住宅ローンプラン実践編③借換えをしないで、住宅ローン金利を下げたケース】【2012年 第7回】

【2012年 第7回】住宅ローンプラン実践編③借換えをしないで、住宅ローン金利を下げたケース】
– ケース別コラム – 住宅ローン

奥田 知典(オクダ トモノリ)⇒ プロフィール

 

一般論もいいけど、やっぱり個別の事例が知りたい!そんなご要望にお応えして、これまで私が実際に相談を受け、対策をとった、『リアルなケーススタディ』をご紹介していきたいと思います。

 

 

□ご相談内容

平成21年に住宅ローンを借り、中古住宅を購入したお客様。3年固定金利ローンを利用していたため、今年金利見直しのタイミングを迎えます。取引銀行から、金利が従来よりも1%上がるという内容の案内ハガキが届き、あわててご相談にお越しになりました。

□ご相談の背景

このお客様は、夫35歳、妻33歳のご夫婦。今は夫婦2人での生活ですが、今後お子様が2人は欲しいと考えておられ、一足はやく平成21年に中古住宅を購入し、住んでおられます。しかし、思ったほど上がらないご主人の給与のこと、そしていずれ生まれてくる子どもの教育資金のことを考えると、少しでも住宅ローンの負担は減らしておきたい、ということから借換え相談にお越しになりました。

□しっかりヒアリングで、借換えメリットを感じるポイントを共有。そのうえで、借換え方針を決定。

まず、今回の借換えに対するご要望をしっかりヒアリングしました。その中で、現在の借入が3年固定金利ローンで年1.5%ということであり、借換え後の支払い負担が極力増えないようにしたいというのが最優先事項であることを確認しました。

その一方で、現在の借入金利年1.5%程度の水準で、10年固定金利ローンに変更できるのであれば、そのほうが安心出来るのでそうしたい、という意向も確認しました。
あわせて、借換えにおける諸費用負担を、極力軽くしたいということも、確認しました。

以上3点を軸に、借換えの是非の検討と、借換えする場合の銀行選びを開始しました。

□やりとりの中で、相談者のホンネを聴き取る。

相談当初は、年1.5%程度の水準で、10年固定金利ローンを提供してくれる銀行選びを軸に話をすすめていたのですが、何度もやりとりをする中で、今回の相談者が最も優先したい事項が、実は「諸費用を極力抑えたい」ことであることが、わかりました。

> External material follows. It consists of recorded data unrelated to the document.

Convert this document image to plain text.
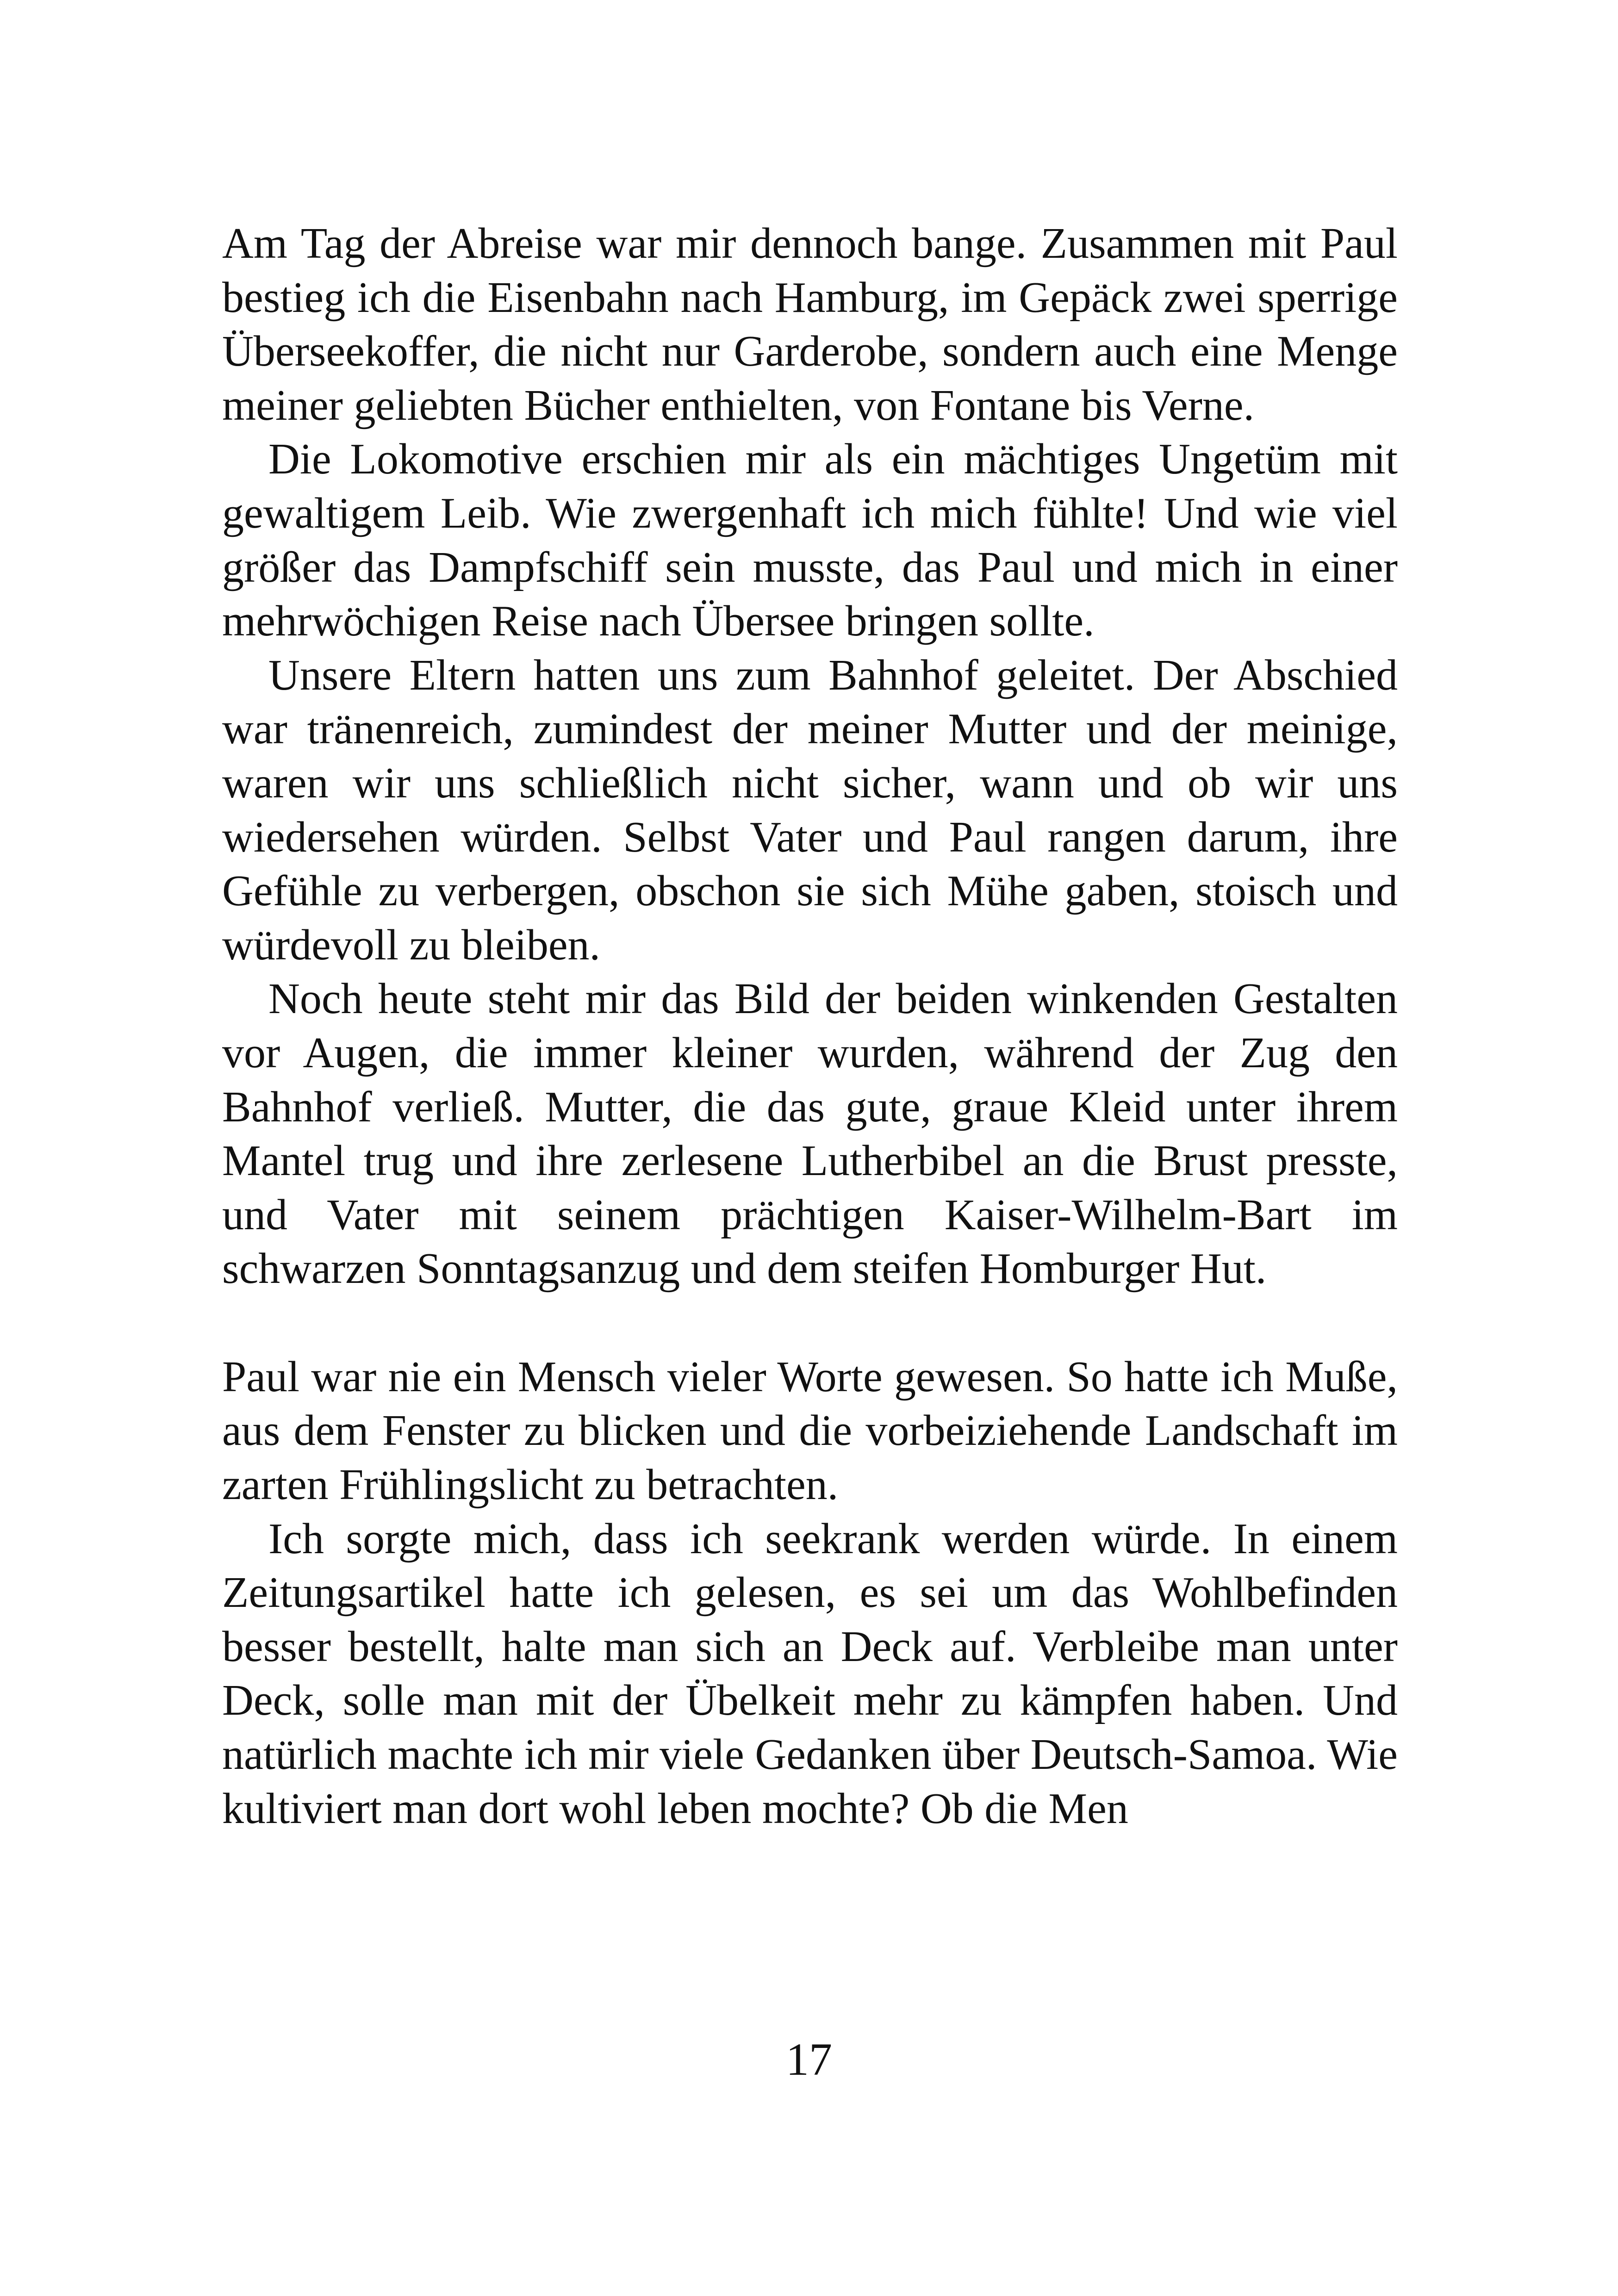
Am Tag der Abreise war mir dennoch bange. Zusammen mit Paul bestieg ich die Eisenbahn nach Hamburg, im Gepäck zwei sperrige Überseekoffer, die nicht nur Garderobe, sondern auch eine Menge meiner geliebten Bücher enthielten, von Fontane bis Verne.

Die Lokomotive erschien mir als ein mächtiges Ungetüm mit gewaltigem Leib. Wie zwergenhaft ich mich fühlte! Und wie viel größer das Dampfschiff sein musste, das Paul und mich in einer mehrwöchigen Reise nach Übersee bringen sollte.

Unsere Eltern hatten uns zum Bahnhof geleitet. Der Abschied war tränenreich, zumindest der meiner Mutter und der meinige, waren wir uns schließlich nicht sicher, wann und ob wir uns wiedersehen würden. Selbst Vater und Paul rangen darum, ihre Gefühle zu verbergen, obschon sie sich Mühe gaben, stoisch und würdevoll zu bleiben.

Noch heute steht mir das Bild der beiden winkenden Gestalten vor Augen, die immer kleiner wurden, während der Zug den Bahnhof verließ. Mutter, die das gute, graue Kleid unter ihrem Mantel trug und ihre zerlesene Lutherbibel an die Brust presste, und Vater mit seinem prächtigen Kaiser-Wilhelm-Bart im schwarzen Sonntagsanzug und dem steifen Homburger Hut.

Paul war nie ein Mensch vieler Worte gewesen. So hatte ich Muße, aus dem Fenster zu blicken und die vorbeiziehende Landschaft im zarten Frühlingslicht zu betrachten.

Ich sorgte mich, dass ich seekrank werden würde. In einem Zeitungsartikel hatte ich gelesen, es sei um das Wohlbefinden besser bestellt, halte man sich an Deck auf. Verbleibe man unter Deck, solle man mit der Übelkeit mehr zu kämpfen haben. Und natürlich machte ich mir viele Gedanken über Deutsch-Samoa. Wie kultiviert man dort wohl leben mochte? Ob die Men

17
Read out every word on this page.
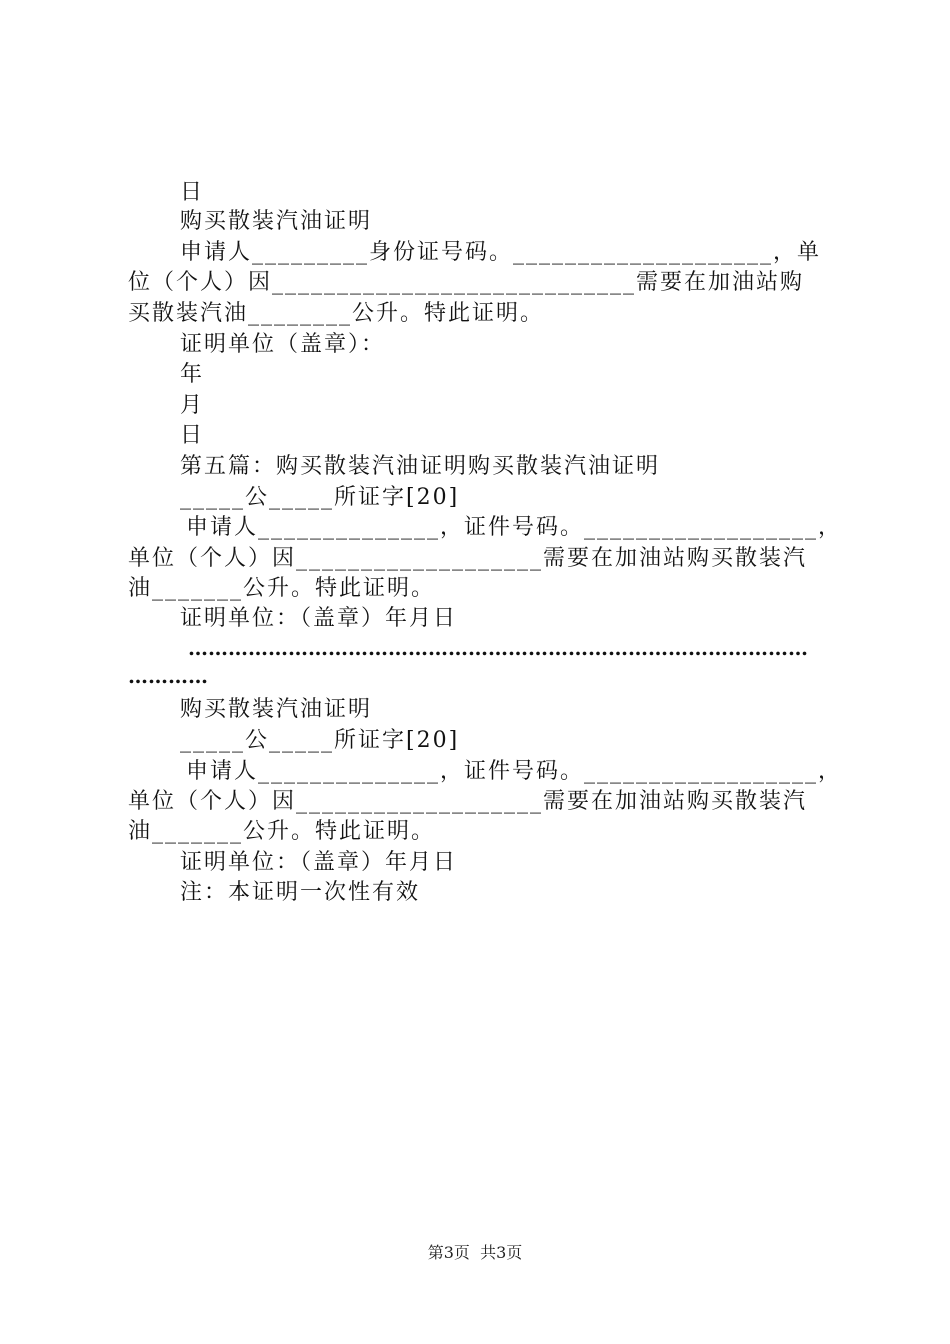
日
购买散装汽油证明
申请人_________身份证号码。____________________，单
位（个人）因____________________________需要在加油站购
买散装汽油________公升。特此证明。
证明单位（盖章）：
年
月
日
第五篇：购买散装汽油证明购买散装汽油证明
_____公_____所证字[20]
申请人______________，证件号码。__________________，
单位（个人）因___________________需要在加油站购买散装汽
油_______公升。特此证明。
证明单位：（盖章）年月日
…………………………………………………………………………………
…………
购买散装汽油证明
_____公_____所证字[20]
申请人______________，证件号码。__________________，
单位（个人）因___________________需要在加油站购买散装汽
油_______公升。特此证明。
证明单位：（盖章）年月日
注：本证明一次性有效
第3页  共3页
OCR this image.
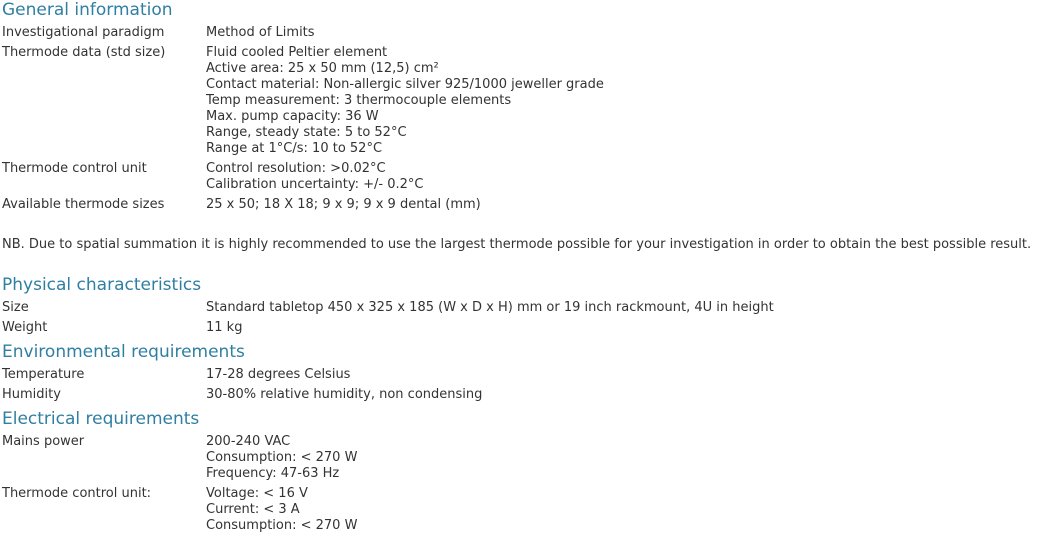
General information
Investigational paradigm	Method of Limits
Thermode data (std size)	Fluid cooled Peltier element
Active area: 25 x 50 mm (12,5) cm²
Contact material: Non-allergic silver 925/1000 jeweller grade
Temp measurement: 3 thermocouple elements
Max. pump capacity: 36 W
Range, steady state: 5 to 52°C
Range at 1°C/s: 10 to 52°C
Thermode control unit	Control resolution: >0.02°C
Calibration uncertainty: +/- 0.2°C
Available thermode sizes	25 x 50; 18 X 18; 9 x 9; 9 x 9 dental (mm)
NB. Due to spatial summation it is highly recommended to use the largest thermode possible for your investigation in order to obtain the best possible result.
Physical characteristics
Size	Standard tabletop 450 x 325 x 185 (W x D x H) mm or 19 inch rackmount, 4U in height
Weight	11 kg
Environmental requirements
Temperature	17-28 degrees Celsius
Humidity	30-80% relative humidity, non condensing
Electrical requirements
Mains power	200-240 VAC
Consumption: < 270 W
Frequency: 47-63 Hz
Thermode control unit:	Voltage: < 16 V
Current: < 3 A
Consumption: < 270 W
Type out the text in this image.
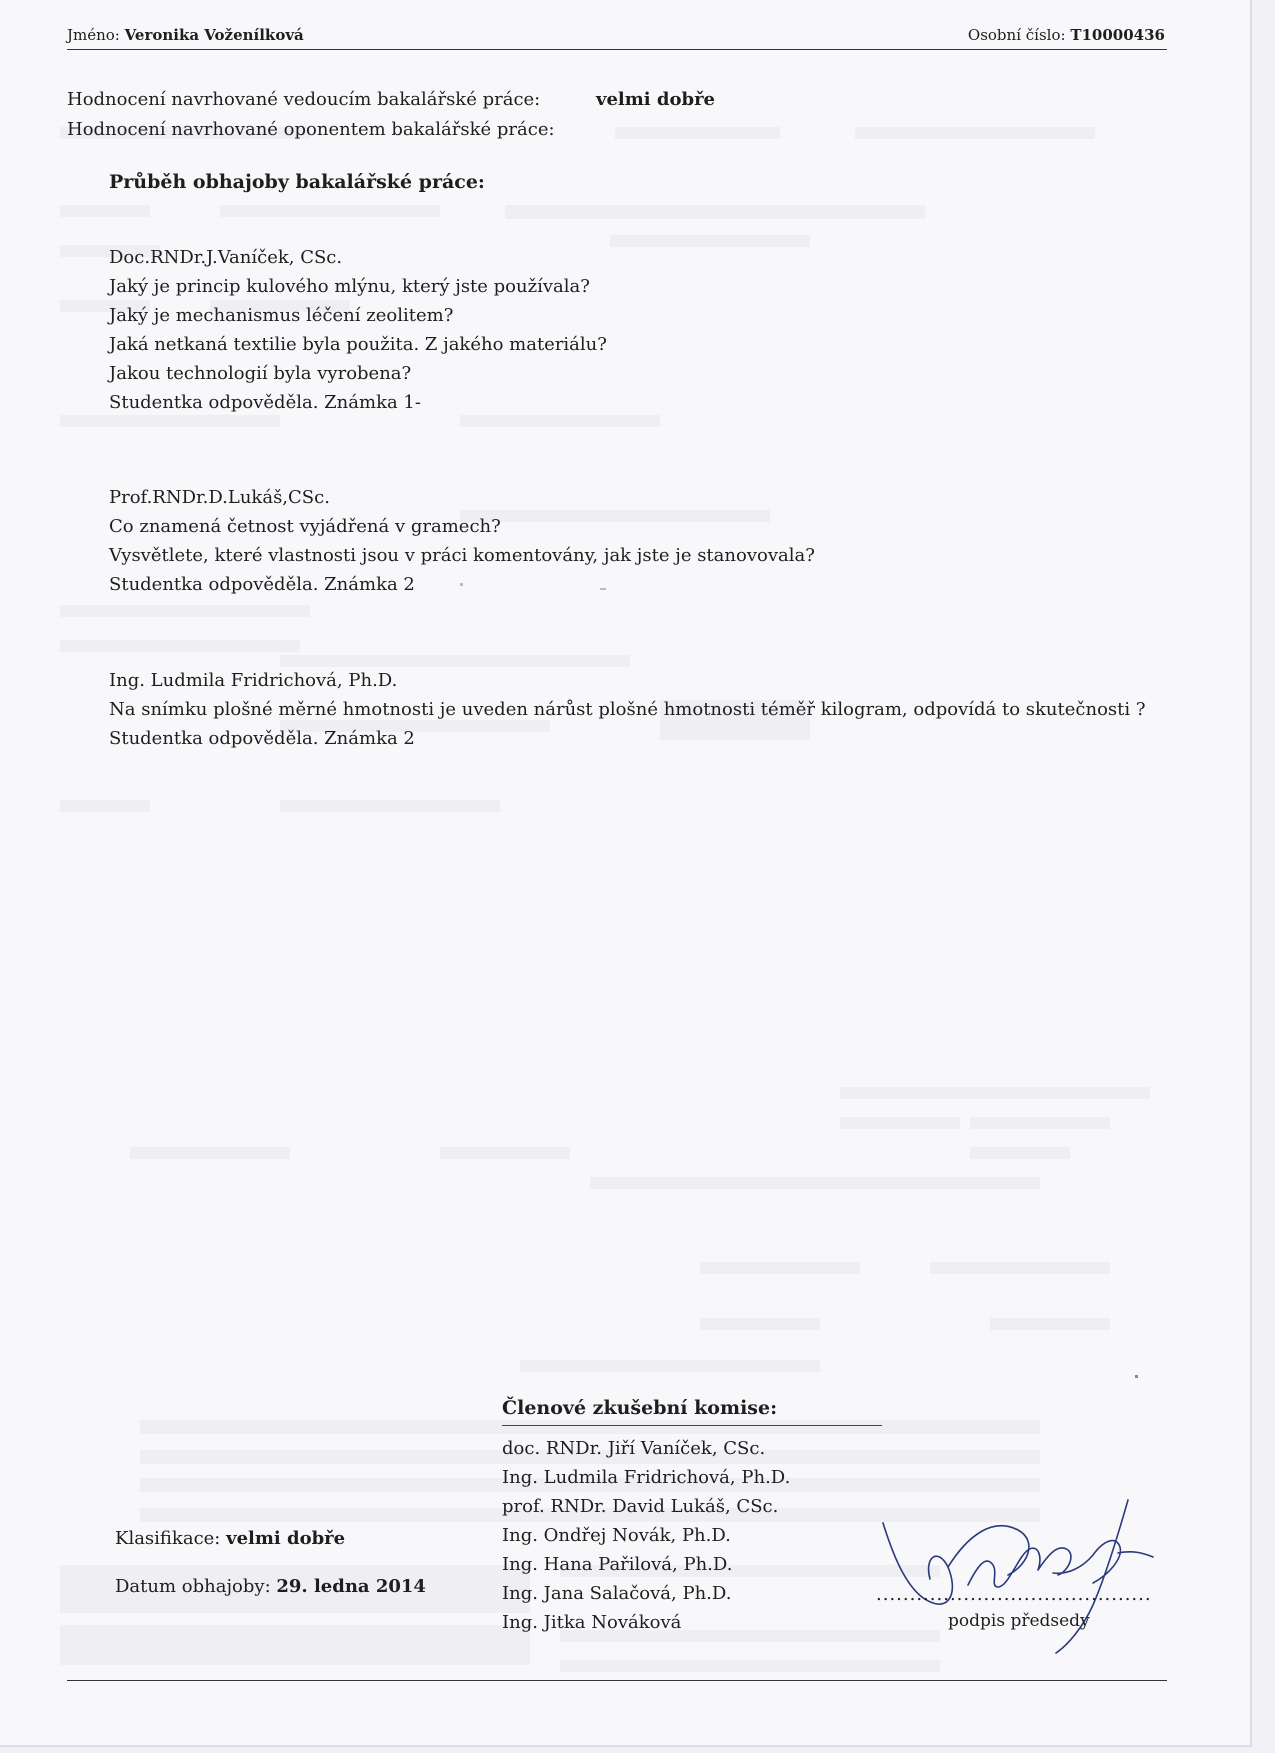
Jméno: Veronika Voženílková	Osobní číslo: T10000436
Hodnocení navrhované vedoucím bakalářské práce:	velmi dobře
Hodnocení navrhované oponentem bakalářské práce:
Průběh obhajoby bakalářské práce:
Doc.RNDr.J.Vaníček, CSc.
Jaký je princip kulového mlýnu, který jste používala?
Jaký je mechanismus léčení zeolitem?
Jaká netkaná textilie byla použita. Z jakého materiálu?
Jakou technologií byla vyrobena?
Studentka odpověděla. Známka 1-
Prof.RNDr.D.Lukáš,CSc.
Co znamená četnost vyjádřená v gramech?
Vysvětlete, které vlastnosti jsou v práci komentovány, jak jste je stanovovala?
Studentka odpověděla. Známka 2
Ing. Ludmila Fridrichová, Ph.D.
Na snímku plošné měrné hmotnosti je uveden nárůst plošné hmotnosti téměř kilogram, odpovídá to skutečnosti ?
Studentka odpověděla. Známka 2
Členové zkušební komise:
doc. RNDr. Jiří Vaníček, CSc.
Ing. Ludmila Fridrichová, Ph.D.
prof. RNDr. David Lukáš, CSc.
Ing. Ondřej Novák, Ph.D.
Ing. Hana Pařilová, Ph.D.
Ing. Jana Salačová, Ph.D.
Ing. Jitka Nováková
Klasifikace: velmi dobře
Datum obhajoby: 29. ledna 2014	.........................................
podpis předsedy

そこで選択肢の中に、単に他の銀行に借換えするだけでなく、現在の取引銀行と交渉し、金利を引き下げることを加えました。もしそれが実現出来るなら、借換えにかかる諸費用が殆どかからず済み、相談者の最優先事項にお応えできるからです。

ひとまず、他の銀行にて仮審査を通過させ、詳しい条件を確認したうえで、現在の取引銀行にどこまで金利引き下げが出来るかを交渉するという流れで、話をすすめました。

その結果、現在の取引銀行で、10年固定金利で年2.05%(保証料込み)という条件を引き出し、借換えをすることなく、金利の引き下げを実現したのです。

※もし交渉をしていなければ、10年固定金利は2.8%でした。

◇今回のケーススタディのポイント、注意点

今回のポイントは2つ。まずは相談者のホンネがどこにあるのか、話し合いを進めるなかで見定めること。私も当初は、他の銀行への借換えありきでモノを考えていましたが、やりとりをするなかで相談者のホンネに気付くことができました。コミュニケーションを密に、最優先事項は何なのかをしっかり話し合うことが大切なのだと、あらためて気付かされました。

そして、諸費用について慎重に考えること。借換えの場合、諸費用部分も現在の借入残高に上乗せして借換えするケースが多いのですが、安易な諸費用上乗せは避けねばならないと、今回のケースを通じて再確認しました。

特に、保証料と融資(事務)手数料については、慎重な判断が重要です。保証料、融資手数料共に0円という銀行は少数派で、多くの銀行が、そのどちらかを請求します。例えば保証料0円とうたっている某銀行も、そのぶん融資手数料が2%かかります。

借換えに係る抵当権抹消~再設定費用、および印紙代等も考えると、諸費用だけで50万円以上、というケースはゆうに考えられるのです。

今回の相談者は、結果的に諸費用は、金利変更手数料の31,500円のみ。金利は1.5%から2.05%になりますが、3年固定から10年固定へと固定金利の期間が延び、さらに諸費用メリットも大きく、大変満足しておられます。

いまは史上最低水準の金利となっていますが、安易な諸費用上乗せ借換えは避けねばなりません。借換えメリットがあるのか、諸費用についてどう考えるのか。これから借換えを検討される方は、それらのアドバイスを総合的に受けられる、住宅に強いFPに相談をしてから、借換えを検討されることをおすすめします。